Artificial intelligence (AI) is rapidly transforming the landscape of enterprise computing and reshaping the way businesses operate. From automating processes to customizing user experiences and analyzing massive data sets, AI has become a game-changing technology. Its impact is so profound that companies are increasingly identifying themselves as ‘AI-first’ organizations, with AI ingrained in every aspect of their infrastructure and strategy.
As AI gains momentum, businesses that fail to adopt AI-driven solutions face the risk of being left behind by competitors harnessing its potential to drive growth, efficiency, and leadership in their respective markets.
The Rise of AI-First Companies
In 2016, Google made waves when it announced a mobile-first strategy, acknowledging the dominance of mobile platforms. Today, the focus has shifted, with many organizations positioning themselves as AI-first, recognizing that their entire IT infrastructure must be designed to support AI’s growing demands.
Falling behind in adopting AI comes with significant risks, particularly as companies utilizing AI to innovate and streamline processes are surging ahead. The transition to an AI-centric strategy has its challenges, though, particularly around infrastructure requirements. AI workloads demand substantial processing power and storage, straining traditional enterprise computing systems.

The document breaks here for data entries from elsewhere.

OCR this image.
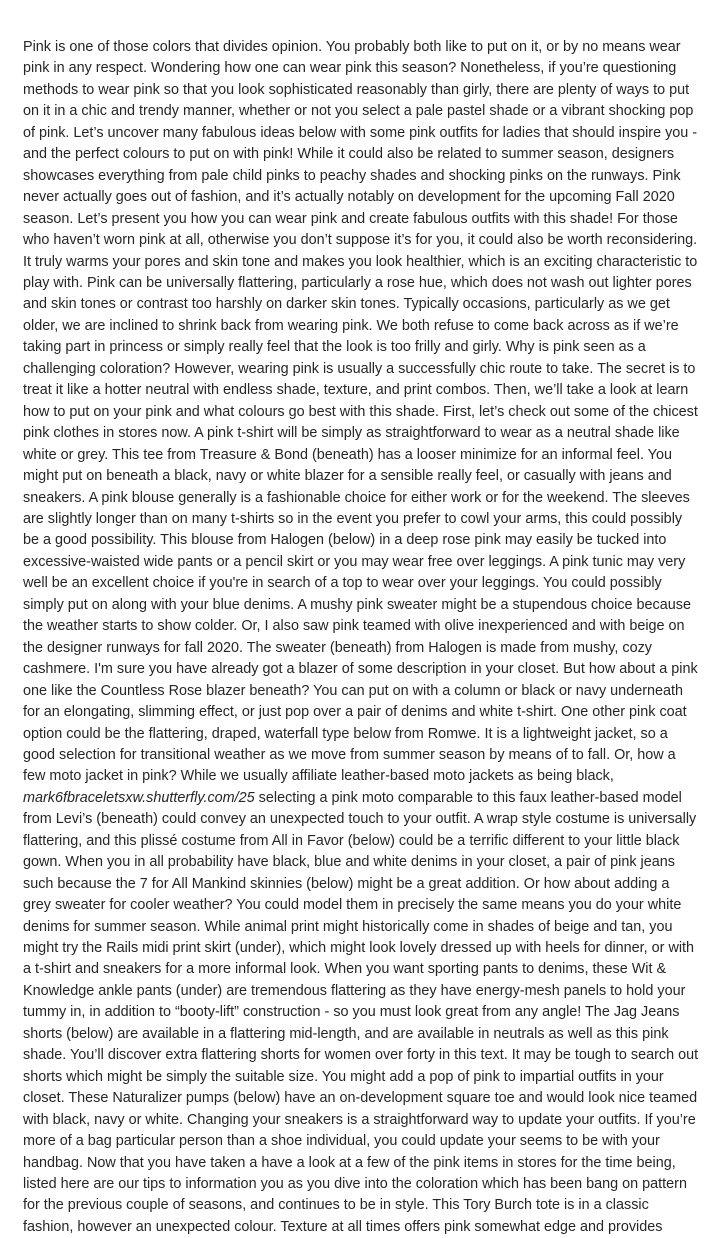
Pink is one of those colors that divides opinion. You probably both like to put on it, or by no means wear pink in any respect. Wondering how one can wear pink this season? Nonetheless, if you’re questioning methods to wear pink so that you look sophisticated reasonably than girly, there are plenty of ways to put on it in a chic and trendy manner, whether or not you select a pale pastel shade or a vibrant shocking pop of pink. Let’s uncover many fabulous ideas below with some pink outfits for ladies that should inspire you - and the perfect colours to put on with pink! While it could also be related to summer season, designers showcases everything from pale child pinks to peachy shades and shocking pinks on the runways. Pink never actually goes out of fashion, and it’s actually notably on development for the upcoming Fall 2020 season. Let’s present you how you can wear pink and create fabulous outfits with this shade! For those who haven’t worn pink at all, otherwise you don’t suppose it’s for you, it could also be worth reconsidering. It truly warms your pores and skin tone and makes you look healthier, which is an exciting characteristic to play with. Pink can be universally flattering, particularly a rose hue, which does not wash out lighter pores and skin tones or contrast too harshly on darker skin tones. Typically occasions, particularly as we get older, we are inclined to shrink back from wearing pink. We both refuse to come back across as if we’re taking part in princess or simply really feel that the look is too frilly and girly. Why is pink seen as a challenging coloration? However, wearing pink is usually a successfully chic route to take. The secret is to treat it like a hotter neutral with endless shade, texture, and print combos. Then, we’ll take a look at learn how to put on your pink and what colours go best with this shade. First, let’s check out some of the chicest pink clothes in stores now. A pink t-shirt will be simply as straightforward to wear as a neutral shade like white or grey. This tee from Treasure & Bond (beneath) has a looser minimize for an informal feel. You might put on beneath a black, navy or white blazer for a sensible really feel, or casually with jeans and sneakers. A pink blouse generally is a fashionable choice for either work or for the weekend. The sleeves are slightly longer than on many t-shirts so in the event you prefer to cowl your arms, this could possibly be a good possibility. This blouse from Halogen (below) in a deep rose pink may easily be tucked into excessive-waisted wide pants or a pencil skirt or you may wear free over leggings. A pink tunic may very well be an excellent choice if you're in search of a top to wear over your leggings. You could possibly simply put on along with your blue denims. A mushy pink sweater might be a stupendous choice because the weather starts to show colder. Or, I also saw pink teamed with olive inexperienced and with beige on the designer runways for fall 2020. The sweater (beneath) from Halogen is made from mushy, cozy cashmere. I'm sure you have already got a blazer of some description in your closet. But how about a pink one like the Countless Rose blazer beneath? You can put on with a column or black or navy underneath for an elongating, slimming effect, or just pop over a pair of denims and white t-shirt. One other pink coat option could be the flattering, draped, waterfall type below from Romwe. It is a lightweight jacket, so a good selection for transitional weather as we move from summer season by means of to fall. Or, how a few moto jacket in pink? While we usually affiliate leather-based moto jackets as being black, mark6fbraceletsxw.shutterfly.com/25 selecting a pink moto comparable to this faux leather-based model from Levi’s (beneath) could convey an unexpected touch to your outfit. A wrap style costume is universally flattering, and this plissé costume from All in Favor (below) could be a terrific different to your little black gown. When you in all probability have black, blue and white denims in your closet, a pair of pink jeans such because the 7 for All Mankind skinnies (below) might be a great addition. Or how about adding a grey sweater for cooler weather? You could model them in precisely the same means you do your white denims for summer season. While animal print might historically come in shades of beige and tan, you might try the Rails midi print skirt (under), which might look lovely dressed up with heels for dinner, or with a t-shirt and sneakers for a more informal look. When you want sporting pants to denims, these Wit & Knowledge ankle pants (under) are tremendous flattering as they have energy-mesh panels to hold your tummy in, in addition to “booty-lift” construction - so you must look great from any angle! The Jag Jeans shorts (below) are available in a flattering mid-length, and are available in neutrals as well as this pink shade. You’ll discover extra flattering shorts for women over forty in this text. It may be tough to search out shorts which might be simply the suitable size. You might add a pop of pink to impartial outfits in your closet. These Naturalizer pumps (below) have an on-development square toe and would look nice teamed with black, navy or white. Changing your sneakers is a straightforward way to update your outfits. If you’re more of a bag particular person than a shoe individual, you could update your seems to be with your handbag. Now that you have taken a have a look at a few of the pink items in stores for the time being, listed here are our tips to information you as you dive into the coloration which has been bang on pattern for the previous couple of seasons, and continues to be in style. This Tory Burch tote is in a classic fashion, however an unexpected colour. Texture at all times offers pink somewhat edge and provides
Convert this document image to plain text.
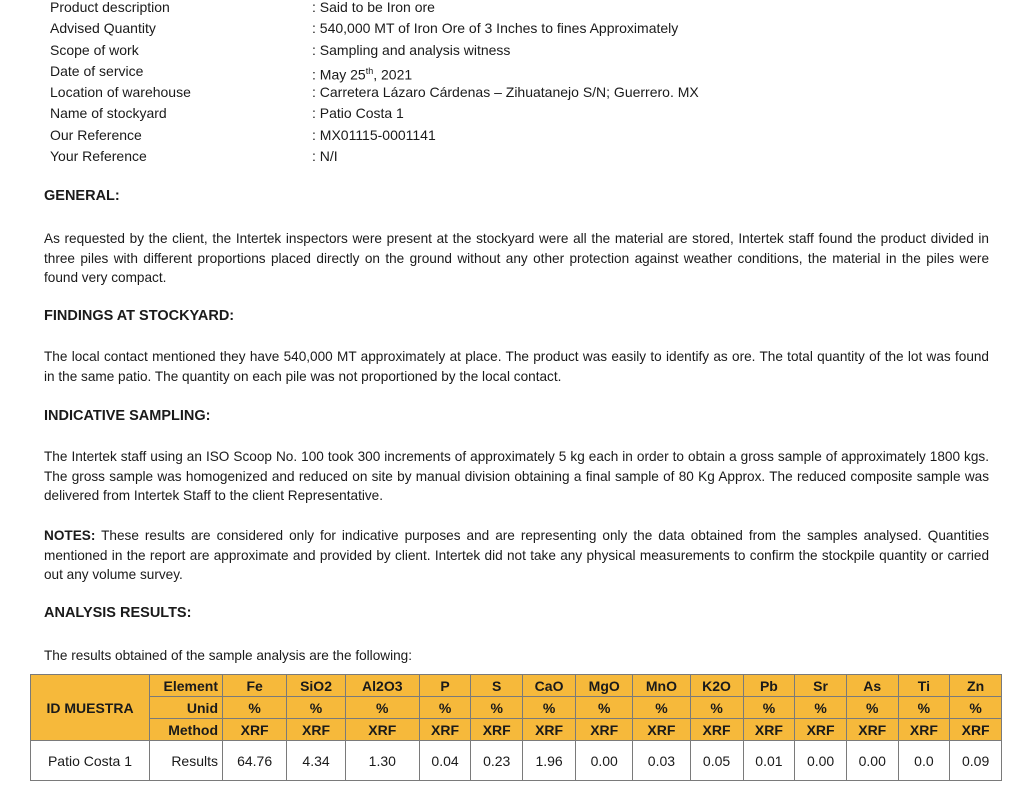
Product description	: Said to be Iron ore
Advised Quantity	: 540,000 MT of Iron Ore of 3 Inches to fines Approximately
Scope of work	: Sampling and analysis witness
Date of service	: May 25th, 2021
Location of warehouse	: Carretera Lázaro Cárdenas – Zihuatanejo S/N; Guerrero. MX
Name of stockyard	: Patio Costa 1
Our Reference	: MX01115-0001141
Your Reference	: N/I
GENERAL:
As requested by the client, the Intertek inspectors were present at the stockyard were all the material are stored, Intertek staff found the product divided in three piles with different proportions placed directly on the ground without any other protection against weather conditions, the material in the piles were found very compact.
FINDINGS AT STOCKYARD:
The local contact mentioned they have 540,000 MT approximately at place. The product was easily to identify as ore. The total quantity of the lot was found in the same patio. The quantity on each pile was not proportioned by the local contact.
INDICATIVE SAMPLING:
The Intertek staff using an ISO Scoop No. 100 took 300 increments of approximately 5 kg each in order to obtain a gross sample of approximately 1800 kgs. The gross sample was homogenized and reduced on site by manual division obtaining a final sample of 80 Kg Approx. The reduced composite sample was delivered from Intertek Staff to the client Representative.
NOTES: These results are considered only for indicative purposes and are representing only the data obtained from the samples analysed. Quantities mentioned in the report are approximate and provided by client. Intertek did not take any physical measurements to confirm the stockpile quantity or carried out any volume survey.
ANALYSIS RESULTS:
The results obtained of the sample analysis are the following:
ID MUESTRA	Element	Fe	SiO2	Al2O3	P	S	CaO	MgO	MnO	K2O	Pb	Sr	As	Ti	Zn
	Unid	%	%	%	%	%	%	%	%	%	%	%	%	%	%
	Method	XRF	XRF	XRF	XRF	XRF	XRF	XRF	XRF	XRF	XRF	XRF	XRF	XRF	XRF
Patio Costa 1	Results	64.76	4.34	1.30	0.04	0.23	1.96	0.00	0.03	0.05	0.01	0.00	0.00	0.0	0.09
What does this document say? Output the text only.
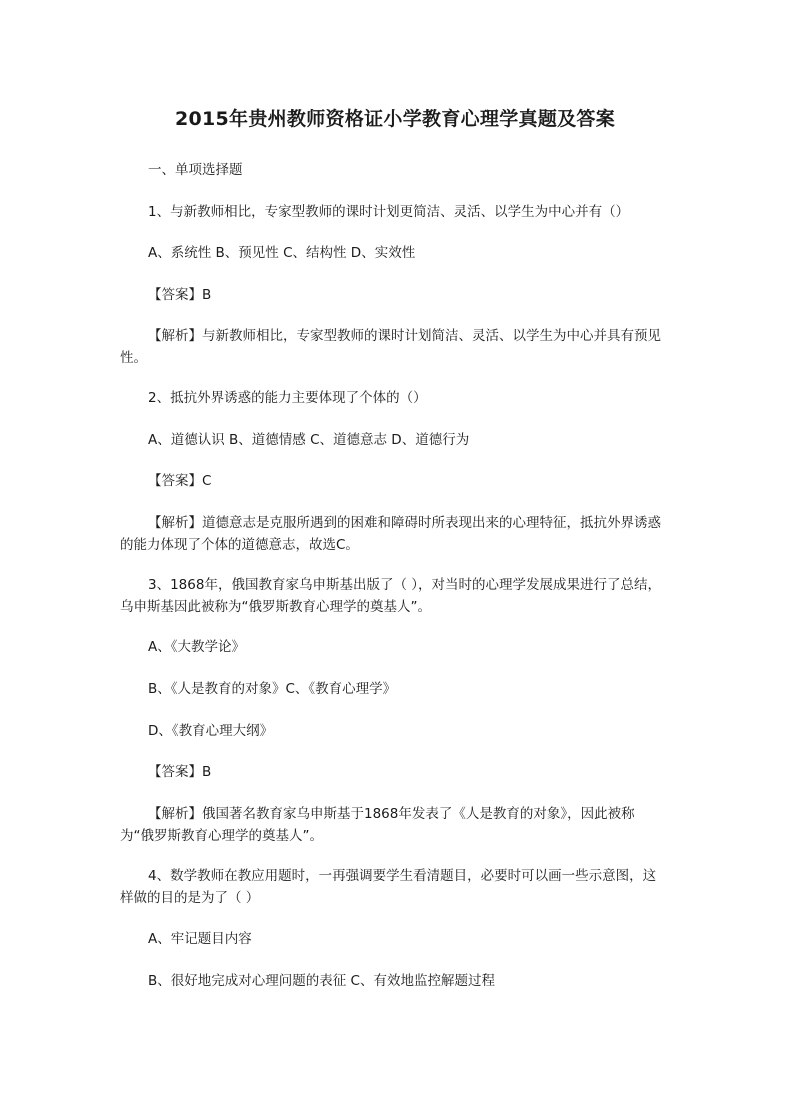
2015年贵州教师资格证小学教育心理学真题及答案
一、单项选择题
1、与新教师相比，专家型教师的课时计划更简洁、灵活、以学生为中心并有（）
A、系统性 B、预见性 C、结构性 D、实效性
【答案】B
【解析】与新教师相比，专家型教师的课时计划简洁、灵活、以学生为中心并具有预见性。
2、抵抗外界诱惑的能力主要体现了个体的（）
A、道德认识 B、道德情感 C、道德意志 D、道德行为
【答案】C
【解析】道德意志是克服所遇到的困难和障碍时所表现出来的心理特征，抵抗外界诱惑的能力体现了个体的道德意志，故选C。
3、1868年，俄国教育家乌申斯基出版了（ ），对当时的心理学发展成果进行了总结，乌申斯基因此被称为“俄罗斯教育心理学的奠基人”。
A、《大教学论》
B、《人是教育的对象》C、《教育心理学》
D、《教育心理大纲》
【答案】B
【解析】俄国著名教育家乌申斯基于1868年发表了《人是教育的对象》，因此被称为“俄罗斯教育心理学的奠基人”。
4、数学教师在教应用题时，一再强调要学生看清题目，必要时可以画一些示意图，这样做的目的是为了（ ）
A、牢记题目内容
B、很好地完成对心理问题的表征 C、有效地监控解题过程
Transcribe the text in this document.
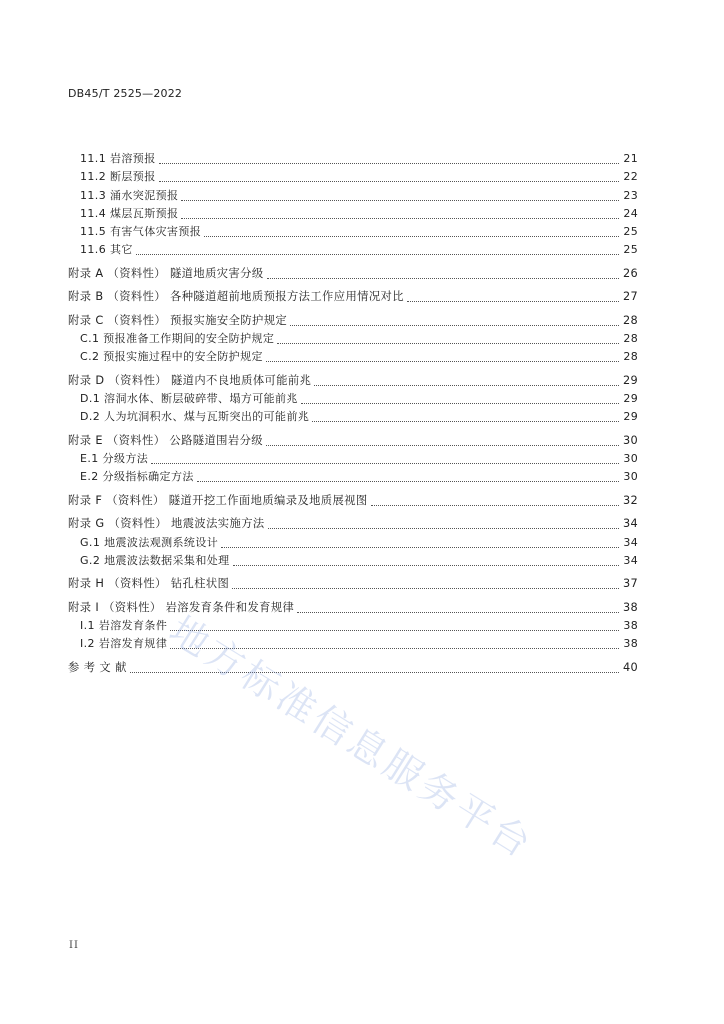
DB45/T 2525—2022
11.1 岩溶预报	21
11.2 断层预报	22
11.3 涌水突泥预报	23
11.4 煤层瓦斯预报	24
11.5 有害气体灾害预报	25
11.6 其它	25
附录 A （资料性） 隧道地质灾害分级	26
附录 B （资料性） 各种隧道超前地质预报方法工作应用情况对比	27
附录 C （资料性） 预报实施安全防护规定	28
C.1 预报准备工作期间的安全防护规定	28
C.2 预报实施过程中的安全防护规定	28
附录 D （资料性） 隧道内不良地质体可能前兆	29
D.1 溶洞水体、断层破碎带、塌方可能前兆	29
D.2 人为坑洞积水、煤与瓦斯突出的可能前兆	29
附录 E （资料性） 公路隧道围岩分级	30
E.1 分级方法	30
E.2 分级指标确定方法	30
附录 F （资料性） 隧道开挖工作面地质编录及地质展视图	32
附录 G （资料性） 地震波法实施方法	34
G.1 地震波法观测系统设计	34
G.2 地震波法数据采集和处理	34
附录 H （资料性） 钻孔柱状图	37
附录 I （资料性） 岩溶发育条件和发育规律	38
I.1 岩溶发育条件	38
I.2 岩溶发育规律	38
参 考 文 献	40
地方标准信息服务平台
II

AI’s Potential and the Challenges Ahead
For businesses, AI presents numerous opportunities. From enhancing productivity through automation to driving revenue and market share, AI is revolutionizing industries. However, these benefits come with their own set of challenges. AI workloads are highly resource-intensive, often overwhelming existing enterprise infrastructure.
AI is also expanding beyond centralized data centers, with deployments now reaching user devices like desktops, phones, and tablets. Moreover, AI on edge and endpoint devices is enabling faster data processing, reducing latency, and increasing reliability. This shift necessitates new discussions about infrastructure costs and computing power. IT teams must decide whether their AI solutions perform better in on-premises data centers, in the cloud, or at the edge.
Building an AI-Ready Infrastructure
To succeed in an AI-first world, businesses must overcome the significant hurdle of building the necessary infrastructure. While few organizations have the resources to construct new data centers for AI, adapting and modernizing existing ones is critical.
Cloud service providers (CSPs) offer a path forward. Early cloud solutions were designed for basic business workloads, but today’s CSPs are more sophisticated, offering AI-specific cloud solutions and hybrid setups combining on-premises IT with cloud services.
AI is complex, and no single approach fits all businesses. Companies must collaborate with strategic technology partners to craft AI applications tailored to their specific needs. A key role of these partners is guiding organizations through the modernization of their data centers.
Modernizing Data Centers for AI
A major part of AI adoption lies in upgrading data centers to handle AI workloads efficiently. New servers and processors, specifically designed for AI, can reduce the hardware footprint by delivering more computing power with fewer processors and servers. This results in a leaner, more energy-efficient data center setup, reducing both space and total cost of ownership (TCO).
Strategic partners also help businesses adopt graphics processing unit (GPU) platforms, essential for AI success. GPUs are especially critical for training AI models and real-time processing. However, not all AI workloads require GPUs, and businesses must identify where GPU acceleration is truly necessary. For example, AI inference workloads often run efficiently on CPU-only infrastructure when model sizes are smaller.
The Role of Networking in AI Applications
Effective networking is another vital component for delivering AI solutions at scale. From rack to campus levels, AI applications demand high-performance networking to ensure smooth operations. Technology partners provide advice on networking options, helping businesses strike the right balance between proprietary and industry-standard solutions.
Choosing the Right AI Technology Partner
Selecting a strategic partner for AI deployment is crucial for businesses aiming to adopt AI-first infrastructures. The ideal partner should have expertise in both cloud and on-premises data center solutions, ensuring comprehensive support across the IT landscape.
One example is AMD, whose EPYC™ processors help businesses consolidate their data center workloads, running AI applications on fewer servers without compromising performance. This enables organizations to free up space and power in their data centers, facilitating AI deployment without major infrastructure overhauls.
The Time to Adopt AI is Now
The demand for AI-driven solutions is increasing, putting pressure on aging infrastructures. To stay competitive, enterprises must embrace AI-first strategies and modernize their IT environments. Leveraging new data center technologies, companies can accelerate AI adoption while minimizing risk and investment costs.
The AI transformation is no longer optional. As more organizations adopt AI-first mindsets, the need to build infrastructure capable of supporting AI across data centers, user devices, and endpoints has never been more pressing. Enterprises that act now stand to gain a significant competitive advantage, while those that hesitate risk falling behind in an AI-driven world.